Si l'on se contente d'un objectif qui se résume à un taux de chômage de 5 %, que l'on ne dit rien sur la qualité de l'emploi visé – durée, droits, revenus – on court le risque d'occulter une très grande hétérogénéité des emplois et l'inégalité des chances face à l'emploi. Avec de nombreuses personnes condamnées au sous-emploi ou au mal-emploi, nous risquons de nous diriger vers une société du « plein mauvais emploi ». Avec un tel adéquationnisme, une logique de pions à mettre dans des cases, sommés d'aller au turbin coûte que coûte, vous ne manquerez pas d'augmenter la souffrance au travail alors que nous avons besoin d'accompagnement humain, d'insertion et de formation.

Si nous pouvons souscrire à une nécessaire clarification des circuits et à une meilleure accessibilité et performance du service public de l'emploi, comme le demandent les organisations syndicales des structures concernées, nous nous interrogeons : est-ce bien là votre objectif ?

La description de l'entité France Travail est assez difficile à appréhender, avec ses comités à tous les échelons territoriaux, son réseau associant tous les organismes d'accompagnement, le public et le privé, sans distinction. Précisément, nous assistons à la privatisation d'une part des prestations du service public de l'emploi.

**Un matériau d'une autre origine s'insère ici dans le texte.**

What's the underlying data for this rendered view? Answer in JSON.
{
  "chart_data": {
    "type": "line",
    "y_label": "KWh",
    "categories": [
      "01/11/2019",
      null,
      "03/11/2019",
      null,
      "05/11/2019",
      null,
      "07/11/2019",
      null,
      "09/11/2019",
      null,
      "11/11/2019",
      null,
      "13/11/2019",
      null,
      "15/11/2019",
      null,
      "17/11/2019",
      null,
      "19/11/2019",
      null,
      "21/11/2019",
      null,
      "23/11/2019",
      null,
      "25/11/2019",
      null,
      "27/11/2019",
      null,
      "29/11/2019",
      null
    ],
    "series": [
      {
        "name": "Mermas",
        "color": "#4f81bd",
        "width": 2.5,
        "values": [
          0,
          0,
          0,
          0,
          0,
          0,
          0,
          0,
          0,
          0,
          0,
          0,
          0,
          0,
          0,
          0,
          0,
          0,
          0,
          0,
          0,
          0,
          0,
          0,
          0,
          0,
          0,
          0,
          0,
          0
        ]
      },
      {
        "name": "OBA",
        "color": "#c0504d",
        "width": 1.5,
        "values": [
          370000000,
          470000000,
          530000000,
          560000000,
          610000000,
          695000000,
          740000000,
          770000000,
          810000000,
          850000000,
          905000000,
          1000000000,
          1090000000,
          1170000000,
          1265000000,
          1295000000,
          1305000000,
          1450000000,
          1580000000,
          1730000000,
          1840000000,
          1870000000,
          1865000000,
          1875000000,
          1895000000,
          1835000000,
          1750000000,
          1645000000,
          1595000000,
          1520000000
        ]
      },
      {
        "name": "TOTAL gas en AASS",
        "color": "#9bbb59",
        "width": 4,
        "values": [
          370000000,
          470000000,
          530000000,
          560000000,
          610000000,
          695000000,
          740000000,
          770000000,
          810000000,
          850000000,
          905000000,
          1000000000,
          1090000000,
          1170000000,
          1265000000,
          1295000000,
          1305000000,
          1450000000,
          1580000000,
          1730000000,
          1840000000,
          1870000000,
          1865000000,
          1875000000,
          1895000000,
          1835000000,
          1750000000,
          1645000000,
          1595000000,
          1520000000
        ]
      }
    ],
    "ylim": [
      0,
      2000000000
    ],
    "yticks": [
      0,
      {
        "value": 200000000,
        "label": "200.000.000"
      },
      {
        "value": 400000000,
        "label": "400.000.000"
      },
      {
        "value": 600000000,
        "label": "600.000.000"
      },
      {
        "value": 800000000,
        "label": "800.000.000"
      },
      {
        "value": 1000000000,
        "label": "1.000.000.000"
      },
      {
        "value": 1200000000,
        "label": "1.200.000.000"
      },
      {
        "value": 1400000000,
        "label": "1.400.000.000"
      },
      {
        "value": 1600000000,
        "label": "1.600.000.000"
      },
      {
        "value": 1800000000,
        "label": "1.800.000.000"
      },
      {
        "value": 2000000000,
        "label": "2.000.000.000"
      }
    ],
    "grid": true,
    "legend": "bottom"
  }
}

Nous comprenons que le comité national présidant aux grandes orientations sera en définitive aux mains de votre ministère. Si cette concentration du pouvoir a le mérite de simplifier la « lecture » de ce que sera France Travail, elle nous laisse perplexes quant au projet politique, à la place des élus « très » locaux, au risque d'accroissement de la concurrence des territoires et à la marge de manœuvre des différents opérateurs, qui n'ont pas tous la même vocation. Les missions locales, notamment, s'inquiètent de l'amputation de leurs missions d'accompagnement des jeunes dans tous les aspects de la vie.

La simplification que vous invoquez passe par une uniformisation : chaque personne concernée doit s'inscrire d'office et, si j'ose dire, à contre-emploi, sur la liste des demandeurs d'emploi, mais doit être également soumise au même contrat d'engagement, contrat de non-travail qui ne comporte aucune réciprocité : tout le monde est soumis à un même régime de droits et de devoirs et, surtout, à des sanctions plus importantes. Votre logique, c'est l'érosion du droit à choisir son emploi, l'infantilisation, l'« invisibilisation » des personnes privées d'emploi ou en difficulté sociale.

Au-delà d'une expérimentation dont nous ne connaissons pas le fin mot, vous organisez une confusion entre protection sociale et solidarité nationale, entre allocation chômage et RSA. Vous brouillez les pistes entre le revenu de remplacement assurantiel et le RSA, prestation sociale assise sur la solidarité et financée par l'impôt.

Devant le Sénat, vous avez indiqué que quand le plein emploi sera atteint, il conviendra de réfléchir à la nature des allocations pouvant être versées à ceux qui sont dans une situation où l'employabilité n'est pas possible. Pouvez-vous nous en dire plus ?

Se pose enfin la question des moyens. Dans la lettre de cadrage adressée aux organisations syndicales et patronales pour la prochaine négociation de l'Unedic, on découvre que celle-ci devra débourser des milliards supplémentaires. La contribution de l'Unedic, en effet, « a vocation à monter en charge au fur et à mesure que le régime dégage des excédents, pour atteindre en 2026 entre 12 % et 13 % des recettes du régime ». Au-delà des sérieuses contestations de vos projections macroéconomiques et concernant l'Unedic, un tel choix de financement est problématique car il constitue une forme de détournement de plus en plus massif des cotisations Unedic et des droits à l'assurance chômage.

Nous souhaitons une vraie loi en faveur d'un véritable respect du travail et de l'homme au travail.

À propos de l'outre-mer, vous annoncez des mesures réglementaires mais quelle est la nature des distinctions que vous faites ? Je me fais ainsi le porte-parole de nos collègues ultramarins, qui souhaitent que soient débattues et votées les mesures concernant les outre-mer, ce que nous souhaitons également.